Anyone work in IT/Technical Support?

Associate
Joined
16 May 2008
Posts
2,486
Location
Bristol
I thoroughly recommend taking the CCNA to get a proper understanding of the underlying network infrastructure. It will help you again and again though your technical career. You *can* get the official cisco course with labs online if you look in the right places.. It's the same thing you get when you pay the Open Uni £2000 or whatever it was, except without tutor support (useless imo).

The benefit of doing a paid course however is it adds a serious motivator as to not waste your money. If I hadn't paid for my CCNA or Java courses I probably would've given up halfway.. just something to think about.

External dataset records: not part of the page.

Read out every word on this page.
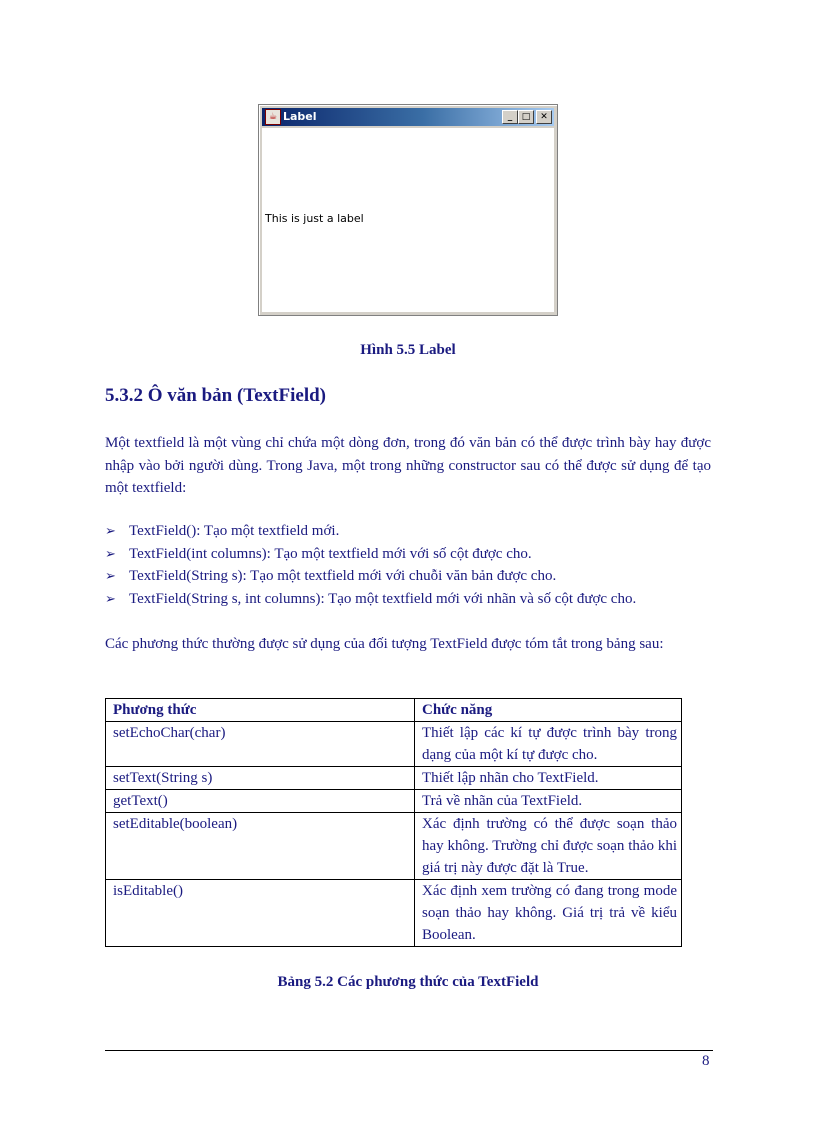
☕ Label	_	□	✕
This is just a label
Hình 5.5 Label
5.3.2 Ô văn bản (TextField)

Một textfield là một vùng chỉ chứa một dòng đơn, trong đó văn bản có thể được trình bày hay được nhập vào bởi người dùng. Trong Java, một trong những constructor sau có thể được sử dụng để tạo một textfield:

➢ TextField(): Tạo một textfield mới.
➢ TextField(int columns): Tạo một textfield mới với số cột được cho.
➢ TextField(String s): Tạo một textfield mới với chuỗi văn bản được cho.
➢ TextField(String s, int columns): Tạo một textfield mới với nhãn và số cột được cho.

Các phương thức thường được sử dụng của đối tượng TextField được tóm tắt trong bảng sau:

Phương thức	Chức năng
setEchoChar(char)	Thiết lập các kí tự được trình bày trong dạng của một kí tự được cho.
setText(String s)	Thiết lập nhãn cho TextField.
getText()	Trả về nhãn của TextField.
setEditable(boolean)	Xác định trường có thể được soạn thảo hay không. Trường chỉ được soạn thảo khi giá trị này được đặt là True.
isEditable()	Xác định xem trường có đang trong mode soạn thảo hay không. Giá trị trả về kiểu Boolean.
Bảng 5.2 Các phương thức của TextField
8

I'm currently working towards 'MCITP: Enterprise Administrator' (work have agreed to pay for all the exams, materials etc). After that I'll be looking to specialize somewhere, just not sure where yet.

Also one last thing; learn how to write scripts (PowerShell, batch, VB). If you repeat it, script it.
- This willl save you lots of time trust me
 
Associate
Joined
26 Mar 2005
Posts
1,662
My advice would be to find a small company at first. Even if you are at the bottom doing donkey work you will get so much more exposure to the more techincal stuff. It won't pay as good as a decent helpdesk job (oxymoron?) in a large company but you will get the experience to make a jump up.

I was stuck in desktop support for ages and there was a real ceiling in the IT company I worked for (they didn't have any 3rd line contracts really). So I took a pay cut and went to a really small IT company that trained me and gave me loads of experience.
 
Soldato
Joined
8 Nov 2002
Posts
9,128
Location
NW London
My advice would be to find a small company at first. Even if you are at the bottom doing donkey work you will get so much more exposure to the more techincal stuff. It won't pay as good as a decent helpdesk job (oxymoron?) in a large company but you will get the experience to make a jump up.

I was stuck in desktop support for ages and there was a real ceiling in the IT company I worked for (they didn't have any 3rd line contracts really). So I took a pay cut and went to a really small IT company that trained me and gave me loads of experience.

Agreed. My first proper IT job was with a small oursourcing company, and i was building servers and going onsite to clients in my first month.